Another cultural respect framework necessary for ensuring inclusive behaviour is strong customer or community relationship. It is important for any organisational setting to have an awareness of clients of cultural beliefs for the purposes of establishing a relationship. A strong relationship between the organization and the clients enables and ease the provision of services to the clients. Finally, inclusive behavior is displayed through ensuring equity of outcomes. This level in cultural respect framework ensures clients receive high quality services regardless of their background. All clients have a right and deserve to receive equitable and fair services. Aspect of this inclusive behaviour in care comprises of the manner in which clients situations are addressed (Berry et al., 2012).

3. Supporting the client to follow cultural rituals

Aboriginal people can be supported to follow their cultural rituals in various ways. Firstly, display of respect to aboriginal culture while serving people, helps the client to have confidence in their culture (Spindler, 2008). For instance, the differences in family structures among aboriginal families and roles ought to be acknowledged and respected in time of service delivery. Moreover, acknowledging the aboriginal cultural facts vital such as understanding aboriginal culture is ever evolving is crucial in supporting them to follow cultural rituals. The organization should employ practical strategies for consulting, engaging and building trust with the clients and their communities. In turn, aboriginal people will feel encouraged to follow their cultural beliefs and rituals (Tunstall, 2009).

Also, an organization can support aboriginal clients to follow cultural rituals by ensuring they feel comfortable in using their services (Spindler, 2008). This can be done through display and use of aboriginal written and visual material where possible. By so doing, the clients develops a sense that they are not outcasts, thus, encouraged to follow their cultural rituals. Additionally, an organizations policies, values and practices should display sensitivity and respect to client’s cultural background.
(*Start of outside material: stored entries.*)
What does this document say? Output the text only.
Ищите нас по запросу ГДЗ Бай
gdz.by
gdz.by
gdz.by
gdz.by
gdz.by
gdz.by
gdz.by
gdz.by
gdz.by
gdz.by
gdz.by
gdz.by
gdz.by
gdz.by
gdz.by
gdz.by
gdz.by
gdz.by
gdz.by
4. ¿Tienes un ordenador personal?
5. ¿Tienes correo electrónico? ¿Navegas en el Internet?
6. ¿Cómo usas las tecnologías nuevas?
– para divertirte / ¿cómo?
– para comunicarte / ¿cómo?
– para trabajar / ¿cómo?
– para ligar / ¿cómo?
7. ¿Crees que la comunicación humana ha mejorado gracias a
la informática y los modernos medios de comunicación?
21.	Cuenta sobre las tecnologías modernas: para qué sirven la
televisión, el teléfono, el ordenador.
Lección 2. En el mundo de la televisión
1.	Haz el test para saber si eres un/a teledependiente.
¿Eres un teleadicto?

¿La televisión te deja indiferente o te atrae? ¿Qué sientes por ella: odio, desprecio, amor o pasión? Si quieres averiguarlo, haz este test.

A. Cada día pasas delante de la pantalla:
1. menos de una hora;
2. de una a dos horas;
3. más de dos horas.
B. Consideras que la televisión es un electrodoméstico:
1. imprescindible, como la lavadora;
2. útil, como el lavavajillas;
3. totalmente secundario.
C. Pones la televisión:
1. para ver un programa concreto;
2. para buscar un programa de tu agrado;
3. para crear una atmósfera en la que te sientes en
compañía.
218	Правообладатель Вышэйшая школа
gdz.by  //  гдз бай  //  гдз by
A working relationship between the two parties is established. The relationship may be used as a platform for supporting clients follow their cultural rituals (McGrath & Phillips, 2008).


Berry, S. L., Crowe, T. P., & Deane, F. P. (2012). Preliminary development and content validity of a measure of Australian Aboriginal cultural engagement. Ethnicity health, 17(3), 325-36.

Maru, Y. T., & Davies, J. (2011). Supporting cross-cultural brokers is essential for employment among Aboriginal people in remote Australia. Rangeland Journal, 33.

McGrath P A B Phillips, E. A. (2008). Aboriginal spiritual perspectives: Research findings relevant to end-of-lifecare. Illness Crisis and Loss, 16(2), 153-171.

Shahid, S., Finn, L. D., & Thompson, S. C. (2009). Barriers to participation of Aboriginal people in cancer care: communication in the hospital setting. The Medical journal of Australia, 190(10), 574-579.

Spindler, S. (2008). Empowering Aboriginal communities. Arena Magazine, (93), 12-13.

Tunstall, L. (2009). Discrimination against Aboriginal People: An Overview. Canadian Points of View Discrimination Against Aboriginal People, 1.

Weeks, C. (2010). Natives bore brunt of job losses, study shows. The Globe and Mail Indexonly.